Right. So, remember, folks, that Dr. Scherber and other MPN specialists, this is what they do. So, they have the wisdom of their experience with what people have presented with, all these different situations, and what – sometimes, through trial and error. Sometimes, through boom that works the first time, help with that. So, communication is critical. Andi, you’ve done that a lot as you sought out an MPN specialist, and that made a difference for you.
It was huge. For the first—I think it was 11 years, I was seeing a hematologist that had been recommended to me by my former primary care. And I think because I presented so well, so healthy, that I was just kinda one of those people that was, like, almost a pleasant interlude for him in his otherwise difficult day of being an oncologist. And his philosophy—which I learned is not necessarily the right philosophy; although I’m sure he’s a wonderful doctor, I don’t see him anymore—was, it’s a race to lower your platelets.

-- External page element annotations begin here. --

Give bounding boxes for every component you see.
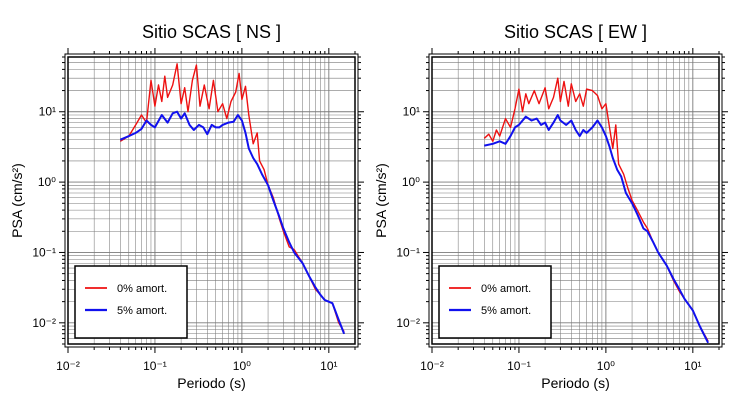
y-axis-label: PSA (cm/s²) (9, 163, 25, 238)
chart-panel-ew: 10⁻² 10⁻¹ 10⁰ 10¹ 10⁻² 10⁻¹ 10⁰ 10¹ Sitio SCAS [… (373, 22, 728, 391)
y-tick-label: 10⁰ (38, 175, 56, 189)
chart-panel-ns: 10⁻² 10⁻¹ 10⁰ 10¹ 10⁻² 10⁻¹ 10⁰ 10¹ Sitio SCAS [… (9, 22, 364, 391)
legend: 0% amort. 5% amort. (74, 265, 188, 339)
y-tick-label: 10⁻¹ (32, 245, 56, 259)
series-line-5pct (484, 114, 709, 344)
legend-label-0pct: 0% amort. (481, 283, 531, 295)
legend-box (74, 265, 188, 339)
x-tick-label: 10⁻² (420, 359, 444, 373)
legend: 0% amort. 5% amort. (438, 265, 552, 339)
x-tick-label: 10⁰ (233, 359, 251, 373)
y-tick-label: 10⁻² (396, 316, 420, 330)
y-tick-label: 10⁰ (402, 175, 420, 189)
axis-ticks (59, 48, 364, 353)
plot-frame-outer (428, 53, 723, 348)
x-axis-label: Periodo (s) (177, 375, 245, 391)
x-tick-label: 10⁰ (597, 359, 615, 373)
legend-label-0pct: 0% amort. (117, 283, 167, 295)
y-tick-label: 10⁻² (32, 316, 56, 330)
plot-frame-outer (64, 53, 359, 348)
x-tick-label: 10¹ (684, 359, 701, 373)
x-axis-label: Periodo (s) (541, 375, 609, 391)
plot-frame (431, 56, 720, 345)
y-tick-label: 10⁻¹ (396, 245, 420, 259)
series-line-0pct (119, 63, 345, 332)
y-tick-label: 10¹ (39, 105, 56, 119)
chart-title: Sitio SCAS [ NS ] (142, 22, 281, 42)
x-tick-label: 10⁻² (56, 359, 80, 373)
x-tick-label: 10⁻¹ (143, 359, 167, 373)
x-tick-label: 10⁻¹ (507, 359, 531, 373)
series-group (483, 77, 709, 344)
y-tick-label: 10¹ (403, 105, 420, 119)
series-line-5pct (119, 110, 346, 335)
legend-box (438, 265, 552, 339)
series-group (119, 63, 346, 335)
chart-title: Sitio SCAS [ EW ] (504, 22, 647, 42)
y-axis-label: PSA (cm/s²) (373, 163, 389, 238)
legend-label-5pct: 5% amort. (481, 305, 531, 317)
axis-ticks (423, 48, 728, 353)
x-tick-label: 10¹ (320, 359, 337, 373)
legend-label-5pct: 5% amort. (117, 305, 167, 317)
plot-frame (67, 56, 356, 345)
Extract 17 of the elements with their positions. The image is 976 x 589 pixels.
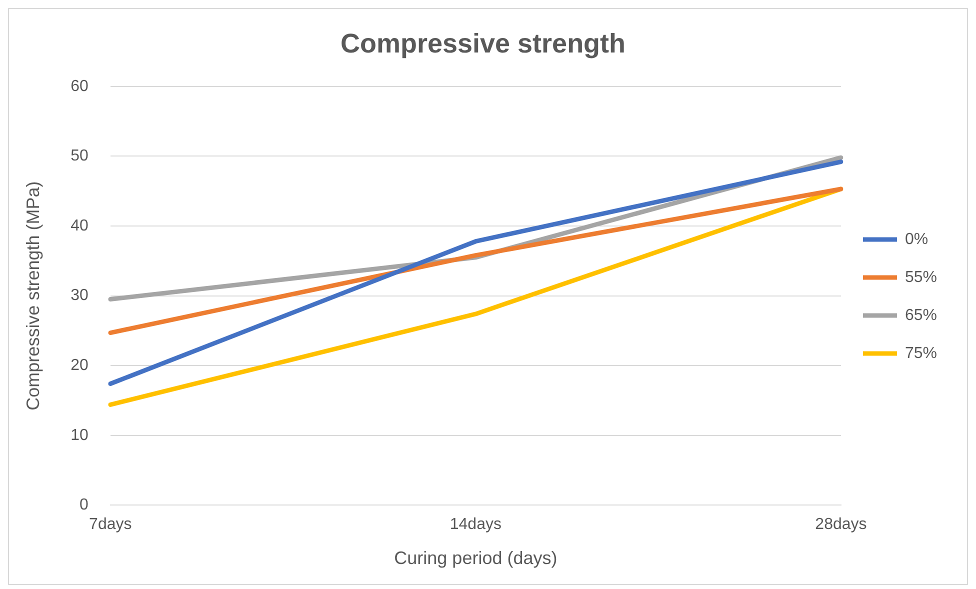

Now, in my case, I run very high. And even on—he had me up to 2,500 milligrams a day. And that’s when I started presenting with the mouth sores. And he didn’t know how to handle that problem. Basically, shrugged his shoulders. And that was my wakeup moment. That was in 2015.
And quite ironically, was how I met a lot of folks including you, Andrew, with Patient Power was I had started doing my own advocacy, which I had not done before, and started seeking out information and attended one of your Chicago town halls four years ago. And that’s where I saw Dr. Stein speaking and immediately changed. Within two weeks, went to go see him.
We weren’t able to lower me much below 2,000. My platelets are running—I won’t even say how high. And we’re definitely sure that that is the inflammation that Robyn spoke of, is definitely gotta be the problem because my platelets are running over 700 to 900, even on 2,000 milligrams a day of hydroxyurea (Hydrea). So, I am obviously living in a state of inflammation. But I’m trying to do it little by little and try to see what works and what doesn’t. But I was so grateful for the quality of life perspective that was taught to me, and now that I have embraced as much as I can.
I always do encourage my patients to do is, number one, do keep track of your symptoms. And just expect they are gonna change some with time. But keep notes of that. And it does help to even—there are different tools where you can use the MPN10, even online.
And if you can track it over time, knowing even quantitative differences can help inform your physicians or your care providers, even your loved ones, kind of how you’re doing. And expect that symptoms are gonna change also with therapy or with medical events that’ll happen. But the hope is that if you’re open about it and you keep these discussions going, we can do everything we can to try to improve those symptoms.